Aktuelles aus Prishtinë (Pristina), Mitrovica, Prizren, Prizeren, Pejë, Pec - Historisches zu Kosova und UCK
11:05
25.08.2019

„Wir wollen keinen Krieg wie Nikolic“ +++ Serbische Stimmen aus Kosova +++ Kostunica distanziert sich nicht von Nikolic

Die Drohung des serbischen Faschistenbosses Nikolic, Kosova im Falle der Unabhängigkeit mit Krieg zu überziehen, stößt bei vielen einfachen serbischen Menschen in Kosova auf Empörung. Der 24-jährige Milosh Denic aus Gracanice erklärte: „ Ich habe nichts mit Nikolic gemein. Ich will ein gutes Leben und Arbeit. Wenn meine sozialen Probleme gelöst werden, kann ich auch an der Unabhängigkeit Kosovas nichts negatives finden.

Niemand von uns will Krieg.“ Ein anderer 50-jähriger Serbe sagte der Zeitung Koha Ditore: „ Nur auf friedlichem Weg sind unsere Probleme zu lösen, wir brauchen mit unseren Nachbarn vor Ort Gespräche und Vereinbahrungen. Krieg und Gewalt führen zu nichts“. Ein 20-jähriger Serbe meinte,“dass Krieg nur zu neuem Leid führt“ und „wir müssen aus der gegenseitigen Bedrohung herauskommen.“ Diese serbischen Stimmen aus Kosova sind ehrlich und ermutigend. Das Land kann nur eine Zukunft haben, wenn die Menschen in Kosova ihr nationales Selbstbestimmungsrecht auf demokratischer Basis wahrnehmen können. Selbstverständlich müssen in einem souveränen Kosova, die Minderheiten frei von Diskriminierung, mit allen Rechten leben können. Das ist im Interesse aller Menschen in Kosova, aber auch im Interesse der normalen Menschen in Serbien. Der „Amselfeld- Mythos“ ( Kosovo-Legende) hindert die Menschen in Serbien aktiv gegen ihre eigene Diebesbande und die rapide Verschlechterung ihres Lebensstandards anzugehen. Aber das Problem ist nicht nur der Führer der SRS, in Serbien sondern auch der „gemäßigte“ chauvinistische Flügel um Premier Kostunica.

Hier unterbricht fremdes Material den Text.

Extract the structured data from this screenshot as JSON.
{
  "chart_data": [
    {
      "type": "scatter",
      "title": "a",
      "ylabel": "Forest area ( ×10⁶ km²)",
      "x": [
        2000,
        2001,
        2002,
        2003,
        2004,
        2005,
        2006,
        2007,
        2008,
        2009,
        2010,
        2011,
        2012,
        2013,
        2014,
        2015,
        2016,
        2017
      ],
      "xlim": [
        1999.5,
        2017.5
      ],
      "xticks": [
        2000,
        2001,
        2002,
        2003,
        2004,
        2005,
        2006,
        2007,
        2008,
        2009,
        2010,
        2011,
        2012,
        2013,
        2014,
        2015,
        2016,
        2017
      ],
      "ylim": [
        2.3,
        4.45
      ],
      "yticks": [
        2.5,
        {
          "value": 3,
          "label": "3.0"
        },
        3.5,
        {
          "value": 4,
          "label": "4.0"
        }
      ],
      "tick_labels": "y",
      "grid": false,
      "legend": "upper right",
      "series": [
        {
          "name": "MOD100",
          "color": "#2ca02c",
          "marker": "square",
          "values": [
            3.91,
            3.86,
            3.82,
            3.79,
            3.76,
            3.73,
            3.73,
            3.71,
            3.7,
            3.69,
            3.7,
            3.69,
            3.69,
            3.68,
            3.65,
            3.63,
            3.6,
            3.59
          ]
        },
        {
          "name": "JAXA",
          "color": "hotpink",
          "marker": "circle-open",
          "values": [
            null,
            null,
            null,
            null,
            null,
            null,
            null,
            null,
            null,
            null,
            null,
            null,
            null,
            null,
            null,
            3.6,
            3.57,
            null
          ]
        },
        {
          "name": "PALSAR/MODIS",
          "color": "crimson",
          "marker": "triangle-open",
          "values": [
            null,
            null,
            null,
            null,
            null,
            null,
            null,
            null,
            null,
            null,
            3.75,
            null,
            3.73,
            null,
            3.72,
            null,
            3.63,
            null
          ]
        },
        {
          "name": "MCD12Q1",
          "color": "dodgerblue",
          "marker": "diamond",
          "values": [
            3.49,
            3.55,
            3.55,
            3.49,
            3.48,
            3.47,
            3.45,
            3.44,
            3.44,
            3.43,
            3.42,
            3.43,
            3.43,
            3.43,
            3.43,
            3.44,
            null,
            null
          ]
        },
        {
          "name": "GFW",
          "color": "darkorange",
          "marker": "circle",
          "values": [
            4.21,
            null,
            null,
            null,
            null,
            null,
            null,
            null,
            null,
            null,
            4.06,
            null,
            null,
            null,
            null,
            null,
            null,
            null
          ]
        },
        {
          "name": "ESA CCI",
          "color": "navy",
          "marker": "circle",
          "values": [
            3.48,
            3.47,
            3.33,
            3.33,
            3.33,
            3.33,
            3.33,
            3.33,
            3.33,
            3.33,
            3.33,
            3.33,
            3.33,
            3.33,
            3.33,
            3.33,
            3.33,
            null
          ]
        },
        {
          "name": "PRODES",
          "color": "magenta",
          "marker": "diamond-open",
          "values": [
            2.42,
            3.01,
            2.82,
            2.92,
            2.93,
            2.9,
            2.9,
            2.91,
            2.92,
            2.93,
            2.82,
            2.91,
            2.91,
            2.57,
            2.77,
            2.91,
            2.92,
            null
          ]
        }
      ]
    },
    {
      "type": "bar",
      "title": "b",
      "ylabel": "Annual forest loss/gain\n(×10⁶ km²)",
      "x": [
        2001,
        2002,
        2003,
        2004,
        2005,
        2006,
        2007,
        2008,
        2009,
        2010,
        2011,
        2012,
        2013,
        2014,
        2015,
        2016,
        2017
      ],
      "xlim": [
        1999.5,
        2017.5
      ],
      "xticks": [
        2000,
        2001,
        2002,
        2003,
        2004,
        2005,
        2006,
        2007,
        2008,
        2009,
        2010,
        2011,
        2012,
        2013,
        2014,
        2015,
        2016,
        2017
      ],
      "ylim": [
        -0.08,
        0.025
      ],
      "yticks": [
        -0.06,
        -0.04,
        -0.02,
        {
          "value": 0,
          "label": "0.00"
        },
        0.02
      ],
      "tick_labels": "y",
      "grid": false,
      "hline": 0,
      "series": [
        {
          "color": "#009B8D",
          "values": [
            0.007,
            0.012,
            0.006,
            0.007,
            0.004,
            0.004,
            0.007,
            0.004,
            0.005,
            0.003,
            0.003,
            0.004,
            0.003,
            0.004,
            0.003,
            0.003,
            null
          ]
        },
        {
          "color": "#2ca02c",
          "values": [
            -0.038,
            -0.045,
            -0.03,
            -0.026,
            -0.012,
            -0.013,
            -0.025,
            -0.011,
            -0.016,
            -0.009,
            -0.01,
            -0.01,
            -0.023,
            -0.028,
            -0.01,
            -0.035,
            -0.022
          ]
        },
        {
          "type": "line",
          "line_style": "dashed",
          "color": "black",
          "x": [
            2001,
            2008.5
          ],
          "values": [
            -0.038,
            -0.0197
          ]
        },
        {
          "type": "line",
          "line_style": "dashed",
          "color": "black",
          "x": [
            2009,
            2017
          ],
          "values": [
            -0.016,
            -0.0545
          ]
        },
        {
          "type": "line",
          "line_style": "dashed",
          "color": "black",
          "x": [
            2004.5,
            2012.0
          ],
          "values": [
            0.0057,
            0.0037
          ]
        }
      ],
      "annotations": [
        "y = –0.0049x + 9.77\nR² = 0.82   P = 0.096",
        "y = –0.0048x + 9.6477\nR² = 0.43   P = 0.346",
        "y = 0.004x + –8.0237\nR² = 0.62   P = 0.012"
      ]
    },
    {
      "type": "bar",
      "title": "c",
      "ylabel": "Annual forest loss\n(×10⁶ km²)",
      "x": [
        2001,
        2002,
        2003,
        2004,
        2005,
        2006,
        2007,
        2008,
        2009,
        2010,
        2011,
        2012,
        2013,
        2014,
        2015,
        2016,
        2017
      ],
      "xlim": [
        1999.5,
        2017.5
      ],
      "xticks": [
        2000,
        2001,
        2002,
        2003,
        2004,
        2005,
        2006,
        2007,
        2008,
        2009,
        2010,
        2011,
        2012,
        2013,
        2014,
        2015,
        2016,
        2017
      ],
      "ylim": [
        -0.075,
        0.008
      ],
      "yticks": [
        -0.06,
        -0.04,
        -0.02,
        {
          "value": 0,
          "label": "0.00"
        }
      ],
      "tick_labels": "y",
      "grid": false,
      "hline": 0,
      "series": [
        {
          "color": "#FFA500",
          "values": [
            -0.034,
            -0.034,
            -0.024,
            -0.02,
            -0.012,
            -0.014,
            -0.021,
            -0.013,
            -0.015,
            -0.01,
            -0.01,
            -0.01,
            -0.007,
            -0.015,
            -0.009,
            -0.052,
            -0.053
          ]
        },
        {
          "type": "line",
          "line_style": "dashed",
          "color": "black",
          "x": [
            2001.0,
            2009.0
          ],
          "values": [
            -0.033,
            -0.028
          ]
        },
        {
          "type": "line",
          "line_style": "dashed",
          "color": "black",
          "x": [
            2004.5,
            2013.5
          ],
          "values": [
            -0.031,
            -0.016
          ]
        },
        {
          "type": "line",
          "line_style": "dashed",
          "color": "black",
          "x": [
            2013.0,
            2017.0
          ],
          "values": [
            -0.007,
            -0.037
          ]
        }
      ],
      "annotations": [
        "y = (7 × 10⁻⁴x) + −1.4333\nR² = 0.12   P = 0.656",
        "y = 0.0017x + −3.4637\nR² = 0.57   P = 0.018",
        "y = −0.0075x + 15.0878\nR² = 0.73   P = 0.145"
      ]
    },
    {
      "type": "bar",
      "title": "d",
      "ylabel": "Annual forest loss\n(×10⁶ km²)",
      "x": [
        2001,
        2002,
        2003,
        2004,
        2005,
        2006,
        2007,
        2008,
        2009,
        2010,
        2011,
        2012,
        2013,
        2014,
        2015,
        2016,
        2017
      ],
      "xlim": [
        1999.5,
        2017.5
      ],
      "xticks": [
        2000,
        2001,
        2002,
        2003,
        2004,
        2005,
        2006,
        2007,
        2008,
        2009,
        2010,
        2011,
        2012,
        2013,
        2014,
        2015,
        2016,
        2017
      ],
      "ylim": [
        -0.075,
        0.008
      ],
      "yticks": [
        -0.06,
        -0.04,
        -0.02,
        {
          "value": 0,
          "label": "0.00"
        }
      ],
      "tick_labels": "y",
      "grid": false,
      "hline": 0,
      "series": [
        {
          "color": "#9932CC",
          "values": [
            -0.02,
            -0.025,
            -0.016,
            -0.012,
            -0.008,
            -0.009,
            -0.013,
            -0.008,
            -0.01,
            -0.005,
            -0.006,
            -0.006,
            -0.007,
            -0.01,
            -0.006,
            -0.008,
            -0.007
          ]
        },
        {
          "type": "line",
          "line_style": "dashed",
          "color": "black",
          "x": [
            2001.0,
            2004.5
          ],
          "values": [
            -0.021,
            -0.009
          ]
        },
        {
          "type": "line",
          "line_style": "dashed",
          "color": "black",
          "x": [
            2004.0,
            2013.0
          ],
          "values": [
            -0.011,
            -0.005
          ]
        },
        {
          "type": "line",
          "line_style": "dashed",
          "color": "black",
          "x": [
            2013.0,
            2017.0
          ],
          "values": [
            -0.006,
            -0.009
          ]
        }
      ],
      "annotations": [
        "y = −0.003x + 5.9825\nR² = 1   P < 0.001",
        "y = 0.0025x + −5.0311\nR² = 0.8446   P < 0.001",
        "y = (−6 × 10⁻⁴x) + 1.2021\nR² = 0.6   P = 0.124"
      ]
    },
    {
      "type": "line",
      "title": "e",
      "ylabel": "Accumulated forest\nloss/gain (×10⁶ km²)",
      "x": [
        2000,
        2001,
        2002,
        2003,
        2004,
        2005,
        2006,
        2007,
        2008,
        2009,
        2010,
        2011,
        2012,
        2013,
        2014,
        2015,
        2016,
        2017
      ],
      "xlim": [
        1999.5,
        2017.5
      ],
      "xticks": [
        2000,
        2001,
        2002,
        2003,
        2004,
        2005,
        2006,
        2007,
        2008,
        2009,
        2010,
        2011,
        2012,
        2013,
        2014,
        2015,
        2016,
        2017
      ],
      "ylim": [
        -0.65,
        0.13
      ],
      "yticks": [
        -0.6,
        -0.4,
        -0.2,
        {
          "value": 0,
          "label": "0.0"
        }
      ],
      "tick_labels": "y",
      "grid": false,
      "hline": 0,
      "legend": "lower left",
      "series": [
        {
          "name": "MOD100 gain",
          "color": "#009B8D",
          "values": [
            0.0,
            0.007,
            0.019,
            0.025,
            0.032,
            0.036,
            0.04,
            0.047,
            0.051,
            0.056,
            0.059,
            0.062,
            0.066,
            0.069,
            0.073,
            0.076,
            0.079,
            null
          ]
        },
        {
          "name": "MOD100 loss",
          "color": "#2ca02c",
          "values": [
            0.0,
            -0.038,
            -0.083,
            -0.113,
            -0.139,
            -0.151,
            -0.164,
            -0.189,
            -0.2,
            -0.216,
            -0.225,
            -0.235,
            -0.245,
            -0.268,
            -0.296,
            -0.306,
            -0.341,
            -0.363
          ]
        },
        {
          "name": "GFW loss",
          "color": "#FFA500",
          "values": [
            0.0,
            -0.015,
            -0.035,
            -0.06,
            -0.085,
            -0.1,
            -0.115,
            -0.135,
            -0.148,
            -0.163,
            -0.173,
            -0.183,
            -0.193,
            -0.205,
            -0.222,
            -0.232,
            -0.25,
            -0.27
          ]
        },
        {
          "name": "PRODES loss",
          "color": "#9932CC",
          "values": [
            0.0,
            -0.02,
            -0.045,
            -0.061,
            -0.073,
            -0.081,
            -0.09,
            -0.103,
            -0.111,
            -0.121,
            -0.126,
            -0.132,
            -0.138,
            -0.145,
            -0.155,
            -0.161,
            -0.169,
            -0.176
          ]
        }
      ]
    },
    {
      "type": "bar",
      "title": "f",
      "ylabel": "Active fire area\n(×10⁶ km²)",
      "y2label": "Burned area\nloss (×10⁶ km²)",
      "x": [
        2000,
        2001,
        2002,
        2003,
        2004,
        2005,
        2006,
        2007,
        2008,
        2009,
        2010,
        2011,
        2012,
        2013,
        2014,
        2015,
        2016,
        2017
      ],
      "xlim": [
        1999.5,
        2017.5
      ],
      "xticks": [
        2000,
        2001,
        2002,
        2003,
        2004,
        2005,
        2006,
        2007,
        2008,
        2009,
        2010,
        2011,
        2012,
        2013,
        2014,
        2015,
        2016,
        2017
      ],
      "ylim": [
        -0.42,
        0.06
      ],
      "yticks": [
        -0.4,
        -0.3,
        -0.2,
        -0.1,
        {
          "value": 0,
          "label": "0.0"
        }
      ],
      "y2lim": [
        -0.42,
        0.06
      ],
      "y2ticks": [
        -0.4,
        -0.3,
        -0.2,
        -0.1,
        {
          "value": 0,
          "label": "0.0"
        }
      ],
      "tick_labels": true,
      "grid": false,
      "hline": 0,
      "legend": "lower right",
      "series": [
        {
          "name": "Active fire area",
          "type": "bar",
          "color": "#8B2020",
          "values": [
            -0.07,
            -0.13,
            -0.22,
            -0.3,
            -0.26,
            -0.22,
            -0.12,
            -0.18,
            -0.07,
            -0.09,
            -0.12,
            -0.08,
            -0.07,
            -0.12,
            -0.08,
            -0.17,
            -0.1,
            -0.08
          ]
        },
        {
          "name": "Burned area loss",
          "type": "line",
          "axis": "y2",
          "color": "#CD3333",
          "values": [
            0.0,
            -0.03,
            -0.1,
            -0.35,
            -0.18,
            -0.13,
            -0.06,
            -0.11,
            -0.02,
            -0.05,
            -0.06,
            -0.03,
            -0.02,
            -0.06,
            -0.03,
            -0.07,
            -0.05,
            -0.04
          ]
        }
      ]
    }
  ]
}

Kostunica distanziert sich nicht von Nikolic

Kostunica wollte die neuerliche Androhung von Ultranationalistenführer Tomislav Nikolic, wonach man den Kosovo im Extremfall mit Waffen verteidigen würde, nicht kommentieren. „Im Falle einer Unabhängigkeit der UNO-verwalteten Provinz werde Serbien feststellen, dass der Kosovo ein Bestandteil Serbiens sei. Dies ist keine leere Rhetorik, sondern eine verfassungsrechtliche Formulierung", präzisierte Kostunica. Auch habe Serbien bisher von den "Argumenten des Rechtes" und nicht der Gewalt Gebrauch gemacht und werde dies auch künftig tun, hob er hervor. (APA)“ Die Pressemeldung aus dem Wiener Standard zur Haltung Kostunicas, vom 31. Juli spricht Bände. Der serbische Chauvinismus existiert in vielen Facetten er schadet dem serbischen Volk,dem albanischen Volk und dem Frieden.